The assignment of query protein sequences to probable folds in a threading approach is based on the statistical analysis (learning) of structural properties of amino acids in known protein structures. We formalize the recognition problem in terms of mathematical statistics, namely statistical hypothesis testing. Our general formulation leads to various mathematical forms of a decision rule function for evaluation of the quality of a sequence-structure fit. Three criteria were derived according to a likelihood ratio approach. Two of them have new functional forms while the third happens to coincide with the mean force potential function previously derived under the additional assumption of the Boltzmann law. New decision rule functions employ (i) the Parzen estimator of a probability density and (ii) the newly introduced non-parametric statistic with known asymptotic distribution.

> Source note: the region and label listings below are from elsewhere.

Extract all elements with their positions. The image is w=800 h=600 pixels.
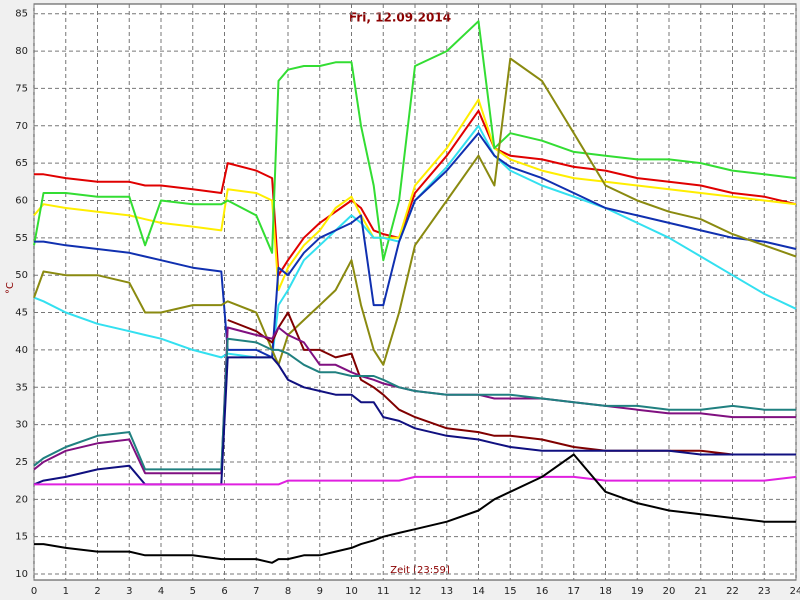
series-line	[34, 475, 797, 486]
y-tick-label: 85	[15, 9, 28, 20]
x-tick-label: 11	[377, 586, 390, 597]
series-line	[33, 337, 796, 471]
x-tick-label: 4	[158, 586, 164, 597]
x-axis-label: Zeit [23:59]	[390, 565, 450, 576]
x-tick-label: 1	[63, 586, 69, 597]
x-tick-label: 5	[190, 586, 196, 597]
series-line	[33, 20, 797, 262]
y-tick-label: 60	[15, 195, 28, 206]
x-tick-label: 20	[663, 586, 676, 597]
x-tick-label: 23	[758, 586, 771, 597]
series-line	[34, 453, 796, 564]
x-tick-label: 13	[440, 586, 453, 597]
x-tick-label: 7	[253, 586, 259, 597]
y-tick-label: 50	[15, 270, 28, 281]
y-tick-label: 15	[15, 532, 28, 543]
y-tick-label: 70	[15, 121, 28, 132]
y-tick-label: 30	[15, 420, 28, 431]
series-line	[33, 57, 797, 366]
y-tick-label: 65	[15, 158, 28, 169]
x-tick-label: 24	[790, 586, 800, 597]
x-tick-label: 18	[599, 586, 612, 597]
y-tick-label: 35	[15, 382, 28, 393]
y-tick-label: 45	[15, 308, 28, 319]
y-axis-label: °C	[5, 282, 16, 294]
x-tick-label: 14	[472, 586, 485, 597]
series-line	[34, 132, 797, 359]
y-tick-label: 80	[15, 46, 28, 57]
x-tick-label: 9	[317, 586, 323, 597]
y-tick-label: 25	[15, 457, 28, 468]
x-tick-label: 3	[126, 586, 132, 597]
x-tick-label: 22	[726, 586, 739, 597]
x-tick-label: 17	[567, 586, 580, 597]
y-tick-label: 55	[15, 233, 28, 244]
x-tick-label: 0	[31, 586, 37, 597]
chart-title: Fri, 12.09.2014	[349, 11, 451, 25]
x-tick-label: 10	[345, 586, 358, 597]
x-tick-label: 19	[631, 586, 644, 597]
x-tick-label: 16	[536, 586, 549, 597]
x-tick-label: 12	[409, 586, 422, 597]
series-line	[33, 98, 797, 292]
x-tick-label: 21	[694, 586, 707, 597]
x-tick-label: 2	[94, 586, 100, 597]
y-tick-label: 75	[15, 83, 28, 94]
y-tick-label: 40	[15, 345, 28, 356]
x-tick-label: 6	[221, 586, 227, 597]
x-tick-label: 15	[504, 586, 517, 597]
y-tick-label: 10	[15, 569, 28, 580]
x-tick-label: 8	[285, 586, 291, 597]
y-tick-label: 20	[15, 494, 28, 505]
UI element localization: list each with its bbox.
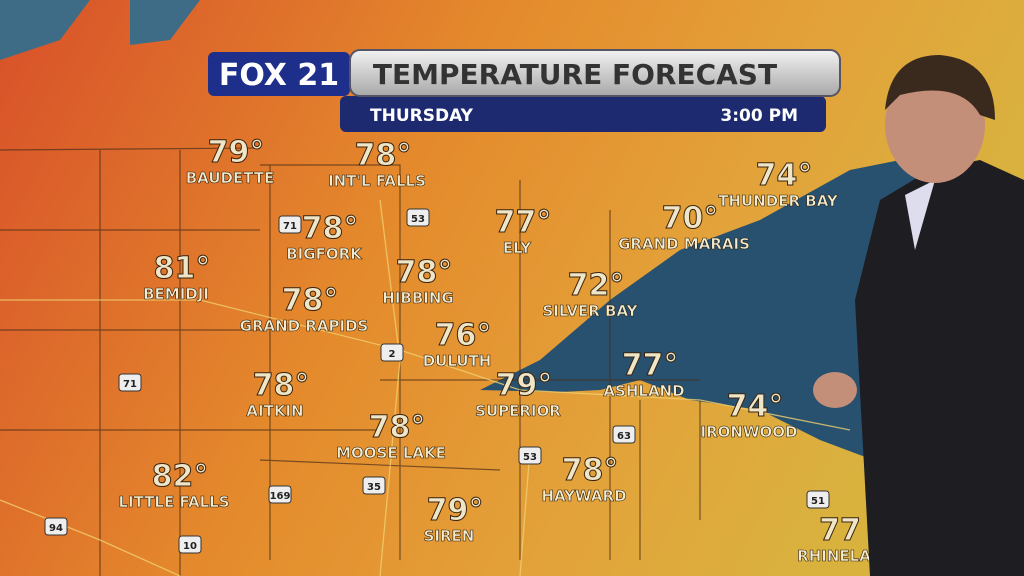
city-name: BEMIDJI bbox=[143, 285, 209, 303]
route-shield bbox=[806, 490, 830, 509]
header: FOX 21 TEMPERATURE FORECAST THURSDAY 3:0… bbox=[208, 49, 841, 132]
city-name: GRAND MARAIS bbox=[618, 235, 750, 253]
route-number: 63 bbox=[617, 431, 631, 442]
temperature: 77° bbox=[622, 348, 679, 383]
route-number: 71 bbox=[283, 221, 297, 232]
logo-box bbox=[208, 52, 350, 96]
route-shield bbox=[268, 485, 292, 504]
county-borders bbox=[0, 147, 701, 576]
city-name: LITTLE FALLS bbox=[118, 493, 229, 511]
city-name: AITKIN bbox=[246, 402, 303, 420]
subheader-bar bbox=[340, 96, 826, 132]
day: THURSDAY bbox=[370, 106, 474, 126]
title: TEMPERATURE FORECAST bbox=[373, 58, 777, 91]
route-shield bbox=[406, 208, 430, 227]
temperature: 82° bbox=[152, 459, 209, 494]
suit bbox=[855, 160, 1024, 576]
route-number: 35 bbox=[367, 482, 381, 493]
city-name: BIGFORK bbox=[286, 245, 363, 263]
city-name: SIREN bbox=[424, 527, 475, 545]
city-name: MOOSE LAKE bbox=[336, 444, 446, 462]
route-shield bbox=[518, 446, 542, 465]
presenter bbox=[813, 55, 1024, 576]
route-number: 10 bbox=[183, 541, 197, 552]
route-number: 71 bbox=[123, 379, 137, 390]
title-bar bbox=[349, 49, 841, 97]
temperature: 77° bbox=[495, 205, 552, 240]
route-number: 53 bbox=[411, 214, 425, 225]
city-name: DULUTH bbox=[423, 352, 492, 370]
city-name: ELY bbox=[503, 239, 532, 257]
temperature: 76° bbox=[435, 318, 492, 353]
temperature: 74° bbox=[756, 158, 813, 193]
route-number: 51 bbox=[811, 496, 825, 507]
route-shield bbox=[278, 215, 302, 234]
temperature: 74° bbox=[727, 389, 784, 424]
temperature: 78° bbox=[282, 283, 339, 318]
city-name: HAYWARD bbox=[541, 487, 626, 505]
temperature: 78° bbox=[562, 453, 619, 488]
hair bbox=[885, 55, 995, 120]
route-number: 2 bbox=[389, 349, 396, 360]
route-number: 53 bbox=[523, 452, 537, 463]
city-labels: 715327116935536394105179°BAUDETTE78°INT'… bbox=[44, 135, 872, 565]
city-name: BAUDETTE bbox=[186, 169, 275, 187]
hand bbox=[813, 372, 857, 408]
city-name: INT'L FALLS bbox=[328, 172, 426, 190]
city-name: SUPERIOR bbox=[475, 402, 561, 420]
city-name: ASHLAND bbox=[603, 382, 684, 400]
temperature: 78° bbox=[369, 410, 426, 445]
city-name: GRAND RAPIDS bbox=[240, 317, 369, 335]
temperature: 78° bbox=[396, 255, 453, 290]
temperature: 78° bbox=[253, 368, 310, 403]
city-name: RHINELA bbox=[797, 547, 871, 565]
route-number: 169 bbox=[270, 491, 291, 502]
city-name: SILVER BAY bbox=[543, 302, 639, 320]
route-shield bbox=[178, 535, 202, 554]
temperature: 79° bbox=[208, 135, 265, 170]
route-shield bbox=[44, 517, 68, 536]
time: 3:00 PM bbox=[720, 106, 798, 126]
temperature: 72° bbox=[568, 268, 625, 303]
temperature: 78° bbox=[355, 138, 412, 173]
route-shield bbox=[612, 425, 636, 444]
temperature: 77 bbox=[819, 513, 861, 548]
temperature: 78° bbox=[302, 211, 359, 246]
logo: FOX 21 bbox=[219, 58, 339, 93]
temperature: 70° bbox=[662, 201, 719, 236]
route-shield bbox=[118, 373, 142, 392]
route-shield bbox=[362, 476, 386, 495]
temperature: 81° bbox=[154, 251, 211, 286]
city-name: HIBBING bbox=[382, 289, 453, 307]
lakes bbox=[0, 0, 200, 60]
city-name: THUNDER BAY bbox=[718, 192, 839, 210]
shirt bbox=[905, 180, 935, 250]
temperature: 79° bbox=[427, 493, 484, 528]
city-name: IRONWOOD bbox=[701, 423, 798, 441]
temperature: 79° bbox=[496, 368, 553, 403]
route-shield bbox=[380, 343, 404, 362]
route-number: 94 bbox=[49, 523, 63, 534]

We compared criteria efficiency by a 'structure seeks sequence' search for three highly populated template folds through a query library of non-homologous sequences of proteins with known 3D structure using residue accessibility as an environmental variable. Various criteria reflect different underlying statistical propositions and thus often recognize diverse correct sequence-structure matches. On the other hand, if an amino acid sequence is recognized as compatible with a template by each of three decision rules it appears that one can make a more reliable inference of sequence-structure relationship since almost all false positives obtained by the three criteria differ.